City Paper Widget

Friday, February 13, 2015

Patterson Mansion: Should Cars Be Able to Cross a Busy Dupont Circle Sidewalk?

The development of the Patterson Mansion (15 Dupont Circle) was back before Advisory Neighborhood Commission (ANC) 2B/Dupont Circle again at its last regular meeting on February 11.

The Patterson Mansion in October 2013
Brook Katzen, Vice-President of Development at SB-Urban, and attorney David Avitabile of Goulston & Storrs, came before the ANC to explain the handful of public space changes it wishes to make to the busy sidewalk area on the sides of the Patterson Mansion that face Dupont Circle and P Street. Public space management is the responsibility of the District Department of Transportation (DDOT), who will make the final decision. The ANC's role is advisory.

The building will require two new Pepco transformers, which will live in large metal boxes next to the renovated building on the P Street side, somewhat camouflaged from the street by shrubs. As everything stands now, this will cause a pedestrian choke point on the sidewalk between the transformers and their green camouflage on the building side and the existing bus stop on the street side. So the developers are asking for permission to move the bus stop a short distance down the sidewalk to the east, toward 18th Street. The distance of the move is small, so buses can still stop on the existing concrete bus pad on P Street.

If the request is approved, the developers will pay the expense of moving the bus stop.

In the space vacated by the bus stop, the developers propose adding "four spaces" of bike racks. The ANC asked the developers to consider more than four.

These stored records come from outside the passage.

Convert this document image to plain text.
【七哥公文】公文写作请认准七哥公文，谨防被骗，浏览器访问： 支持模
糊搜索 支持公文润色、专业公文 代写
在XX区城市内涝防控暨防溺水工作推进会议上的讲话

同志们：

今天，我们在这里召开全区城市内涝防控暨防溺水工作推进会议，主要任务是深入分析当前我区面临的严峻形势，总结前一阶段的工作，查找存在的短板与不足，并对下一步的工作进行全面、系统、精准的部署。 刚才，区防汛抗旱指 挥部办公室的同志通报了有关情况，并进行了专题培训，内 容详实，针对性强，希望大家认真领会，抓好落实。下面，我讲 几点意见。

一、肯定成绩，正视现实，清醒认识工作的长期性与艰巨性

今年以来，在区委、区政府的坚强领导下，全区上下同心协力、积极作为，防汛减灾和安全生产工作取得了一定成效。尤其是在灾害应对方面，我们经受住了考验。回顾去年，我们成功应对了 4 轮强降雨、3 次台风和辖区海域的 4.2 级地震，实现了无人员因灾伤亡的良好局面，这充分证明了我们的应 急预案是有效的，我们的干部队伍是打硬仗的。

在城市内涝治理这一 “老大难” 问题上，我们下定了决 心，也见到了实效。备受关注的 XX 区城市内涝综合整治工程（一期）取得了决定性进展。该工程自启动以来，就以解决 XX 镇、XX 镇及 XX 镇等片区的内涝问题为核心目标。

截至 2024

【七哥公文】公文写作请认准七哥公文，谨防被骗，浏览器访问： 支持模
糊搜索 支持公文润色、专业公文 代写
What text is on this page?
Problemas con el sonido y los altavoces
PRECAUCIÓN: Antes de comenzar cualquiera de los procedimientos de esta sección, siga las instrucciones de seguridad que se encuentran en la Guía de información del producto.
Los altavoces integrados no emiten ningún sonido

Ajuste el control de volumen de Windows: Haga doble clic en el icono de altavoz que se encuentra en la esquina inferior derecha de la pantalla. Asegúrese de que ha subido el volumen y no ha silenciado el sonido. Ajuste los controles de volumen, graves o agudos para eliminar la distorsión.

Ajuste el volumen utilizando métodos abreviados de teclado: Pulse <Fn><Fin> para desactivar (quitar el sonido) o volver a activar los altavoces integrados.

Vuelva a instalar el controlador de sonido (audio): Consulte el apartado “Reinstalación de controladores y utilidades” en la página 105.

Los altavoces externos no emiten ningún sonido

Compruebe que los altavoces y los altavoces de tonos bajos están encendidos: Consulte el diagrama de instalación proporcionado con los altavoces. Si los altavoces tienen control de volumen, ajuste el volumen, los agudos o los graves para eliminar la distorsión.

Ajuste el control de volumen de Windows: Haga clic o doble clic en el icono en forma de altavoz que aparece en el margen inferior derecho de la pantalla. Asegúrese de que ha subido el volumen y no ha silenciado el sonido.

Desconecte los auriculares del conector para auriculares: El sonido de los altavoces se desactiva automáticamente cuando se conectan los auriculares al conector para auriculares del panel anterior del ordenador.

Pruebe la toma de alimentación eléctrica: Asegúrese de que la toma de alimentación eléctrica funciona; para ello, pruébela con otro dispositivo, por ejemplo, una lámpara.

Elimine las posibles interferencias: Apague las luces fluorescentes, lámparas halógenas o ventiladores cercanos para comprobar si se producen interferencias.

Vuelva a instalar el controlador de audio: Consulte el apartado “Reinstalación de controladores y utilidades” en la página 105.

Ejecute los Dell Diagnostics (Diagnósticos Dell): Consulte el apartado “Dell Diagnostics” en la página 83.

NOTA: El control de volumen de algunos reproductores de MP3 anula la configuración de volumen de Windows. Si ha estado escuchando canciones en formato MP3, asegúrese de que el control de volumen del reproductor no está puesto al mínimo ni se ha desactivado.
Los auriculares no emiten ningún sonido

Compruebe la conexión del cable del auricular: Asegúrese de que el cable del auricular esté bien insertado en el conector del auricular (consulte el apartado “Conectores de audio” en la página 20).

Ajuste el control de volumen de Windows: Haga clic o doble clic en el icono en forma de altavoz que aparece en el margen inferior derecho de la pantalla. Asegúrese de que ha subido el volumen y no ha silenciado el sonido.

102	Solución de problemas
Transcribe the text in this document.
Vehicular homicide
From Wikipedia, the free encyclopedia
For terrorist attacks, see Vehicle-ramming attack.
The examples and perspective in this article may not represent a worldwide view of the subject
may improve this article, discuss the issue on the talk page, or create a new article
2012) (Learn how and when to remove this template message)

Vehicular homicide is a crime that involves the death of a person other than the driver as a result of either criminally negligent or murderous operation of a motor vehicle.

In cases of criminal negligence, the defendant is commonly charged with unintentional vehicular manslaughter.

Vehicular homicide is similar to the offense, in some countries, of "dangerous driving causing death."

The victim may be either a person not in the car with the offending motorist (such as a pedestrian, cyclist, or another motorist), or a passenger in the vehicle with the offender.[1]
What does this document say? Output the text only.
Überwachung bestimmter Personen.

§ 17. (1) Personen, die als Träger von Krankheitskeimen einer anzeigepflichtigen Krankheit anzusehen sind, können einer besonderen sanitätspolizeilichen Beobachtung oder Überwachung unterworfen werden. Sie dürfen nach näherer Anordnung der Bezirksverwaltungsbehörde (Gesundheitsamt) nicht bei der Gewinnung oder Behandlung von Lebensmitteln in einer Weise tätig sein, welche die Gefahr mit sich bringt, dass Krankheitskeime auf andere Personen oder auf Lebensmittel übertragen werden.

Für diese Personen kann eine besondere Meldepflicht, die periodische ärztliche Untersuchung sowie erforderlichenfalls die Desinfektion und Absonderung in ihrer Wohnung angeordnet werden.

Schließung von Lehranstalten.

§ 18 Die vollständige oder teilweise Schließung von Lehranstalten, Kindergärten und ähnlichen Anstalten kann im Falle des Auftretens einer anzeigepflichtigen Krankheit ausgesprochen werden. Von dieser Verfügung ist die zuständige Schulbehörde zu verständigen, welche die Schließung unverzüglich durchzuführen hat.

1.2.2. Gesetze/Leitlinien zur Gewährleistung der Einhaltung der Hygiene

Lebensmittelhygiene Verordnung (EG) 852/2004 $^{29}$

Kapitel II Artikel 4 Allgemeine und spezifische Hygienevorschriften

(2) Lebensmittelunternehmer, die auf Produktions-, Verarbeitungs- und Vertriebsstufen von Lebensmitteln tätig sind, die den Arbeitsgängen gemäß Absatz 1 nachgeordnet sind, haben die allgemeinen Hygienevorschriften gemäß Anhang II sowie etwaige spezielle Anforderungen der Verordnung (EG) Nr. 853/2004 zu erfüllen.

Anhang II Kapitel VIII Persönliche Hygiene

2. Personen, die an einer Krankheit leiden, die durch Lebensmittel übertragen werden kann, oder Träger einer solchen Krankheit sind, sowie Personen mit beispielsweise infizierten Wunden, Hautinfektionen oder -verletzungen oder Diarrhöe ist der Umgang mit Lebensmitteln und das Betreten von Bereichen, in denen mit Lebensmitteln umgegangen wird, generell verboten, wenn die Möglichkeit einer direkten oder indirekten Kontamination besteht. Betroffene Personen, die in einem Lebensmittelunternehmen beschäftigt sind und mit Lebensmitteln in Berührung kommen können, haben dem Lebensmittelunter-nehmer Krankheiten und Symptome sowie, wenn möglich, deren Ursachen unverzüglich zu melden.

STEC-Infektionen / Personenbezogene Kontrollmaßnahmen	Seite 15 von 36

Katzen also told the ANC that the DDOT wants to close one of the curb cuts that allow access to a shallow circular driveway to the front door of the building. He explained that DDOT has a standard of one and only one curb cut per new building. The resulting plan is to allow DDOT to close the curb cut on the right side of the front driveway as you look at the building.

The ANC tried to thrash out whether this was really a good idea. If two curb cuts remained, then the circular driveway could be used to pick up and drop up tenants and visitors, to allow deliveries, etc., assuming the cars and trucks could navigate the circular drive, which is somewhat narrow by modern standards. The vehicles would be crossing a very heavily-travelled section of sidewalk -- a potentially dangerous situation.

On the other hand, if the curb cut was blocked, then pick ups, drop off, deliveries, et al., would have to take place on-street in Dupont Circle. Vehicles would sit in the street while passengers fumbled for change or drivers (disregarding street signs) delivered packages -- also potentially dangerous and likely to increase congestion as well.

Katzen told the ANC that SB-Urban had made a pitch for the curb cuts to remain, but DDOT seemed to be married to its "one building, one curb cut" rule. Commissioner Mike Silverstein (district 06) added language to a proposed letter supporting the "historic curb cut", and asking DDOT to examine the issue again.

The motion to send a letter to DDOT supporting the proposed changes, with the added language, passed by a vote of 7 in favor, one against, one abstention.

Commissioner Daniel Warwick (district 02), the vote against, and Nicole Mann (district 08), the abstention, told the meeting that they supported closing the curb cut for reasons of pedestrian safety.

SB-Urban paid $20 million for the Patterson Mansion in June 2014 after receiving a tentative go-ahead to turn the historic home into 90 "micro-units" of suitcase-ready apartments with no parking.